As soon as the news reached him, the Mayor would demand action on this. This was more than murder; it was a desecration of one of the city’s respected citizens. He glanced at the man’s back again, the skin neatly and precisely cut away. Something like this made no sense at all.
‘It was too dark, boss. I’ll get them organized in the morning. His pockets were empty.’
The Constable nodded. He felt exhausted, drained.
‘You go on home, John. I’ll look after things for now. I’ll go and tell Mrs Graves.’

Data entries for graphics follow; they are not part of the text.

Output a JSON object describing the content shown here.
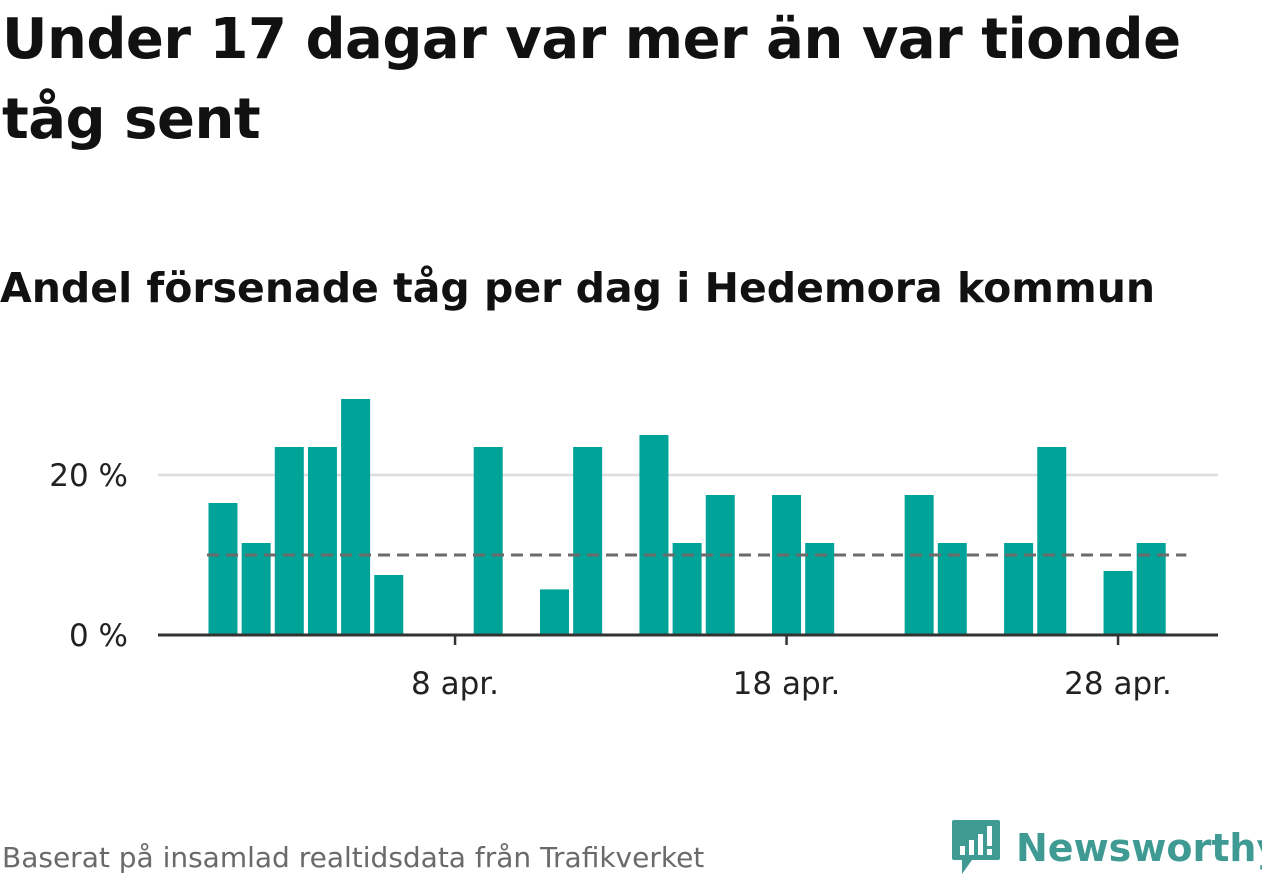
{
  "title": "Under 17 dagar var mer än var tionde tåg sent",
  "subtitle": "Andel försenade tåg per dag i Hedemora kommun",
  "source": "Baserat på insamlad realtidsdata från Trafikverket",
  "logo": {
    "text": "Newsworthy",
    "icon": "newsworthy-chart-bubble-icon"
  },
  "colors": {
    "bar": "#00a398",
    "reference_line": "#6b6b6b",
    "grid": "#dddddd",
    "axis": "#333333",
    "logo": "#3e9a93"
  },
  "chart_data": {
    "type": "bar",
    "x": [
      "1 apr.",
      "2 apr.",
      "3 apr.",
      "4 apr.",
      "5 apr.",
      "6 apr.",
      "7 apr.",
      "8 apr.",
      "9 apr.",
      "10 apr.",
      "11 apr.",
      "12 apr.",
      "13 apr.",
      "14 apr.",
      "15 apr.",
      "16 apr.",
      "17 apr.",
      "18 apr.",
      "19 apr.",
      "20 apr.",
      "21 apr.",
      "22 apr.",
      "23 apr.",
      "24 apr.",
      "25 apr.",
      "26 apr.",
      "27 apr.",
      "28 apr.",
      "29 apr.",
      "30 apr."
    ],
    "values": [
      16.5,
      11.5,
      23.5,
      23.5,
      29.5,
      7.5,
      0,
      0,
      23.5,
      0,
      5.7,
      23.5,
      0,
      25,
      11.5,
      17.5,
      0,
      17.5,
      11.5,
      0,
      0,
      17.5,
      11.5,
      0,
      11.5,
      23.5,
      0,
      8,
      11.5,
      0
    ],
    "reference_line": 10,
    "ylim": [
      0,
      33
    ],
    "yticks": [
      {
        "value": 0,
        "label": "0 %"
      },
      {
        "value": 20,
        "label": "20 %"
      }
    ],
    "xticks": [
      {
        "index": 7,
        "label": "8 apr."
      },
      {
        "index": 17,
        "label": "18 apr."
      },
      {
        "index": 27,
        "label": "28 apr."
      }
    ],
    "grid": true,
    "legend": "none"
  }
}
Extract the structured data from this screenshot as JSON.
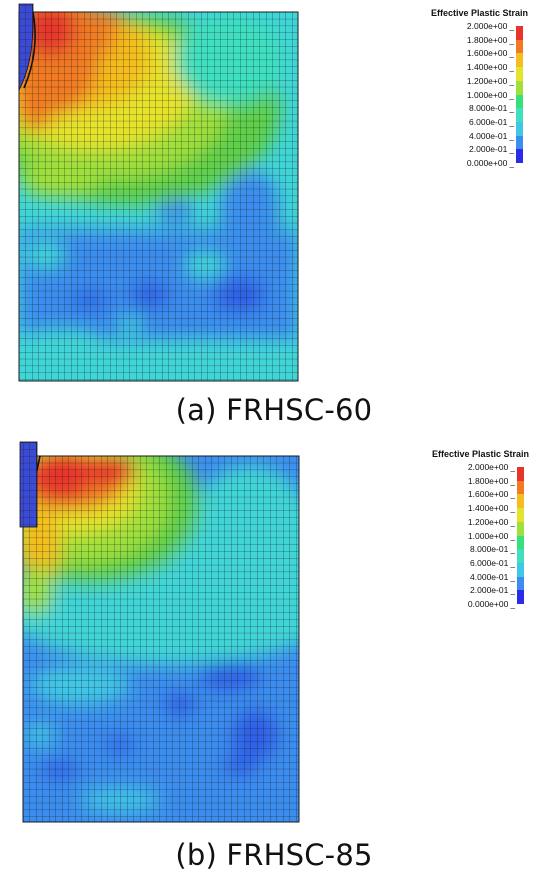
{
  "panels": [
    {
      "caption": "(a) FRHSC-60",
      "legend_title": "Effective Plastic Strain",
      "legend_labels": [
        "2.000e+00",
        "1.800e+00",
        "1.600e+00",
        "1.400e+00",
        "1.200e+00",
        "1.000e+00",
        "8.000e-01",
        "6.000e-01",
        "4.000e-01",
        "2.000e-01",
        "0.000e+00"
      ]
    },
    {
      "caption": "(b) FRHSC-85",
      "legend_title": "Effective Plastic Strain",
      "legend_labels": [
        "2.000e+00",
        "1.800e+00",
        "1.600e+00",
        "1.400e+00",
        "1.200e+00",
        "1.000e+00",
        "8.000e-01",
        "6.000e-01",
        "4.000e-01",
        "2.000e-01",
        "0.000e+00"
      ]
    }
  ],
  "colors": {
    "scale": [
      "#e8342a",
      "#f17a22",
      "#f5bd1f",
      "#e6e32c",
      "#9fe03a",
      "#5ed04a",
      "#38e07c",
      "#3ee0c0",
      "#3fc8e6",
      "#3b8ef0",
      "#2b2be8"
    ],
    "mesh_line": "#1a1a1a",
    "projectile": "#3a4bd6"
  }
}
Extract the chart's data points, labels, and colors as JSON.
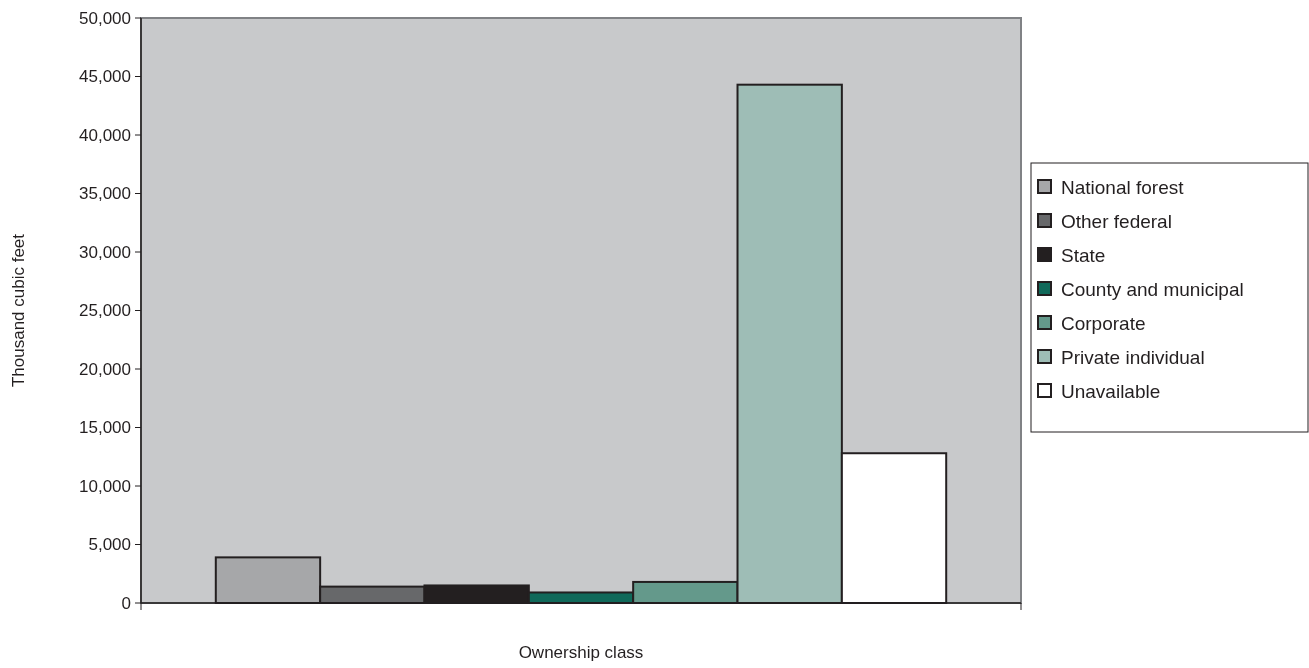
{
  "chart_data": {
    "type": "bar",
    "xlabel": "Ownership class",
    "ylabel": "Thousand cubic feet",
    "categories": [
      null
    ],
    "series": [
      {
        "name": "National forest",
        "color": "#a6a7a9",
        "values": [
          3900
        ]
      },
      {
        "name": "Other federal",
        "color": "#67686a",
        "values": [
          1400
        ]
      },
      {
        "name": "State",
        "color": "#231f20",
        "values": [
          1500
        ]
      },
      {
        "name": "County and municipal",
        "color": "#10695a",
        "values": [
          900
        ]
      },
      {
        "name": "Corporate",
        "color": "#64998b",
        "values": [
          1800
        ]
      },
      {
        "name": "Private individual",
        "color": "#9ebdb6",
        "values": [
          44300
        ]
      },
      {
        "name": "Unavailable",
        "color": "#ffffff",
        "values": [
          12800
        ]
      }
    ],
    "ylim": [
      0,
      50000
    ],
    "yticks": [
      {
        "value": 0,
        "label": "0"
      },
      {
        "value": 5000,
        "label": "5,000"
      },
      {
        "value": 10000,
        "label": "10,000"
      },
      {
        "value": 15000,
        "label": "15,000"
      },
      {
        "value": 20000,
        "label": "20,000"
      },
      {
        "value": 25000,
        "label": "25,000"
      },
      {
        "value": 30000,
        "label": "30,000"
      },
      {
        "value": 35000,
        "label": "35,000"
      },
      {
        "value": 40000,
        "label": "40,000"
      },
      {
        "value": 45000,
        "label": "45,000"
      },
      {
        "value": 50000,
        "label": "50,000"
      }
    ],
    "grid": false,
    "legend": "right"
  }
}
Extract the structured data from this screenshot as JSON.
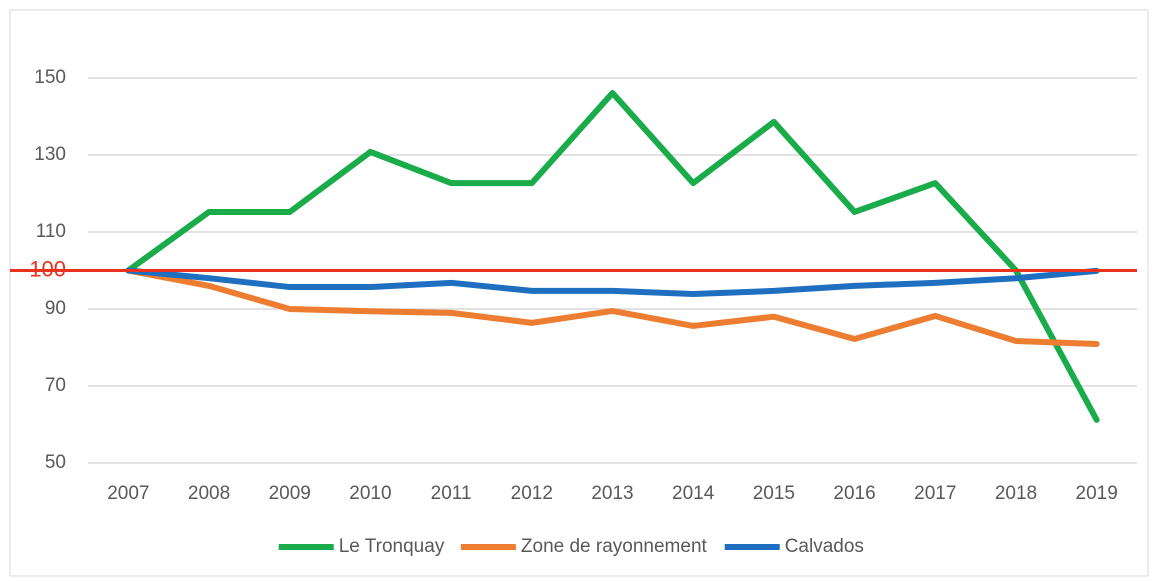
{
  "chart_data": {
    "type": "line",
    "categories": [
      "2007",
      "2008",
      "2009",
      "2010",
      "2011",
      "2012",
      "2013",
      "2014",
      "2015",
      "2016",
      "2017",
      "2018",
      "2019"
    ],
    "series": [
      {
        "name": "Le Tronquay",
        "color": "#1aab4b",
        "values": [
          100,
          115.2,
          115.2,
          130.8,
          122.7,
          122.7,
          146.1,
          122.7,
          138.6,
          115.2,
          122.7,
          100,
          61.2
        ]
      },
      {
        "name": "Zone de rayonnement",
        "color": "#ed7d31",
        "values": [
          100,
          96,
          90,
          89.4,
          89,
          86.4,
          89.5,
          85.6,
          88,
          82.2,
          88.2,
          81.7,
          80.9
        ]
      },
      {
        "name": "Calvados",
        "color": "#1f6fc1",
        "values": [
          100,
          98,
          95.7,
          95.7,
          96.8,
          94.7,
          94.7,
          93.9,
          94.7,
          96,
          96.8,
          98,
          99.9
        ]
      }
    ],
    "reference_line": {
      "value": 100,
      "color": "#e8321e"
    },
    "ylim": [
      50,
      160
    ],
    "yticks": [
      50,
      70,
      90,
      110,
      130,
      150
    ],
    "grid": true,
    "legend": "bottom"
  }
}
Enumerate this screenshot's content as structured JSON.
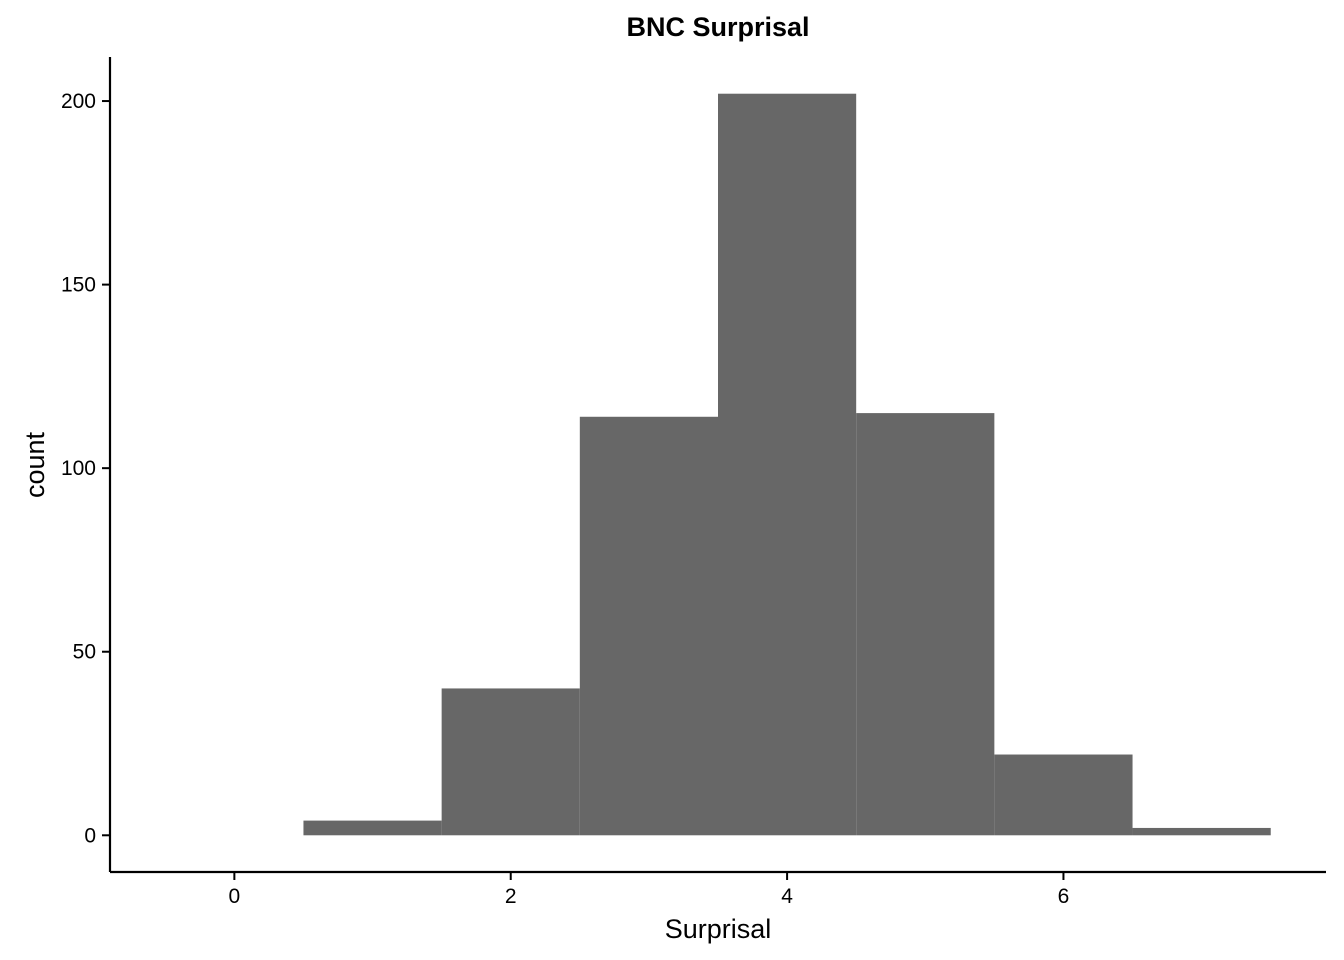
{
  "chart_data": {
    "type": "bar",
    "title": "BNC Surprisal",
    "xlabel": "Surprisal",
    "ylabel": "count",
    "bin_width": 1,
    "bins": [
      {
        "center": 1,
        "count": 4
      },
      {
        "center": 2,
        "count": 40
      },
      {
        "center": 3,
        "count": 114
      },
      {
        "center": 4,
        "count": 202
      },
      {
        "center": 5,
        "count": 115
      },
      {
        "center": 6,
        "count": 22
      },
      {
        "center": 7,
        "count": 2
      }
    ],
    "xlim": [
      -0.9,
      7.9
    ],
    "ylim": [
      -10,
      212
    ],
    "xticks": [
      0,
      2,
      4,
      6
    ],
    "yticks": [
      0,
      50,
      100,
      150,
      200
    ],
    "bar_color": "#676767",
    "grid": false,
    "legend": "none"
  }
}
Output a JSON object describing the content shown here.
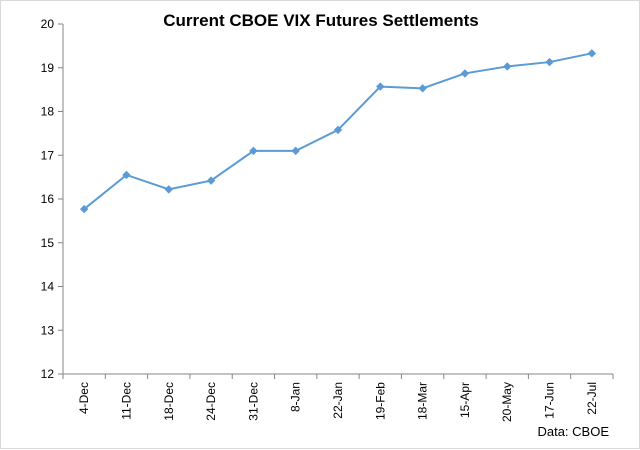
{
  "chart_data": {
    "type": "line",
    "title": "Current CBOE VIX Futures Settlements",
    "source_note": "Data: CBOE",
    "categories": [
      "4-Dec",
      "11-Dec",
      "18-Dec",
      "24-Dec",
      "31-Dec",
      "8-Jan",
      "22-Jan",
      "19-Feb",
      "18-Mar",
      "15-Apr",
      "20-May",
      "17-Jun",
      "22-Jul"
    ],
    "series": [
      {
        "values": [
          15.77,
          16.55,
          16.22,
          16.42,
          17.1,
          17.1,
          17.58,
          18.57,
          18.53,
          18.87,
          19.03,
          19.13,
          19.33
        ]
      }
    ],
    "ylim": [
      12,
      20
    ],
    "yticks": [
      "12",
      "13",
      "14",
      "15",
      "16",
      "17",
      "18",
      "19",
      "20"
    ],
    "grid": false,
    "legend": "none",
    "line_color": "#5b9bd5",
    "axis_color": "#868686",
    "marker": "diamond-icon"
  }
}
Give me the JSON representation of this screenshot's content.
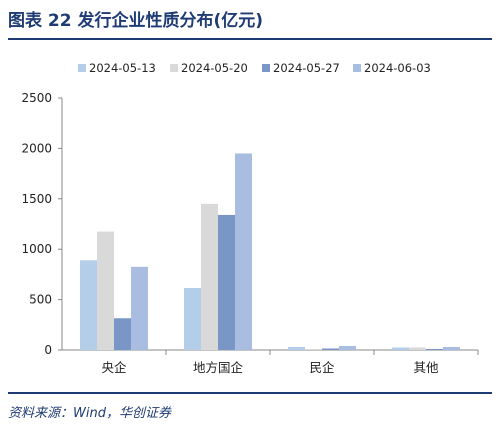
{
  "header": {
    "title": "图表 22   发行企业性质分布(亿元)"
  },
  "footer": {
    "source": "资料来源：Wind，华创证券"
  },
  "chart_data": {
    "type": "bar",
    "categories": [
      "央企",
      "地方国企",
      "民企",
      "其他"
    ],
    "series": [
      {
        "name": "2024-05-13",
        "color": "#b4cde8",
        "values": [
          890,
          615,
          30,
          25
        ]
      },
      {
        "name": "2024-05-20",
        "color": "#d9d9d9",
        "values": [
          1175,
          1450,
          10,
          25
        ]
      },
      {
        "name": "2024-05-27",
        "color": "#7a96c6",
        "values": [
          315,
          1340,
          15,
          10
        ]
      },
      {
        "name": "2024-06-03",
        "color": "#a9bde0",
        "values": [
          825,
          1950,
          40,
          30
        ]
      }
    ],
    "ylim": [
      0,
      2500
    ],
    "yticks": [
      0,
      500,
      1000,
      1500,
      2000,
      2500
    ],
    "ytick_labels": [
      "0",
      "500",
      "1000",
      "1500",
      "2000",
      "2500"
    ],
    "legend_position": "top",
    "grid": false
  }
}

‘What are you going to say?’
Nottingham rubbed his eyes. What could anyone say? God knew he’d seen enough murders in his time, but nothing that came close to this. Why, he wondered. Why would one man do this to another? What kind of hatred could be in him?
‘I won’t say too much,’ he replied with a grim smile. ‘I think we’d better keep very quiet about the details here, don’t you?’
Two
He wrote a note to the Mayor, a brief description, knowing full well it would bring a peremptory summons in the morning. Then he gathered his greatcoat around his exhausted body, ready for the cold.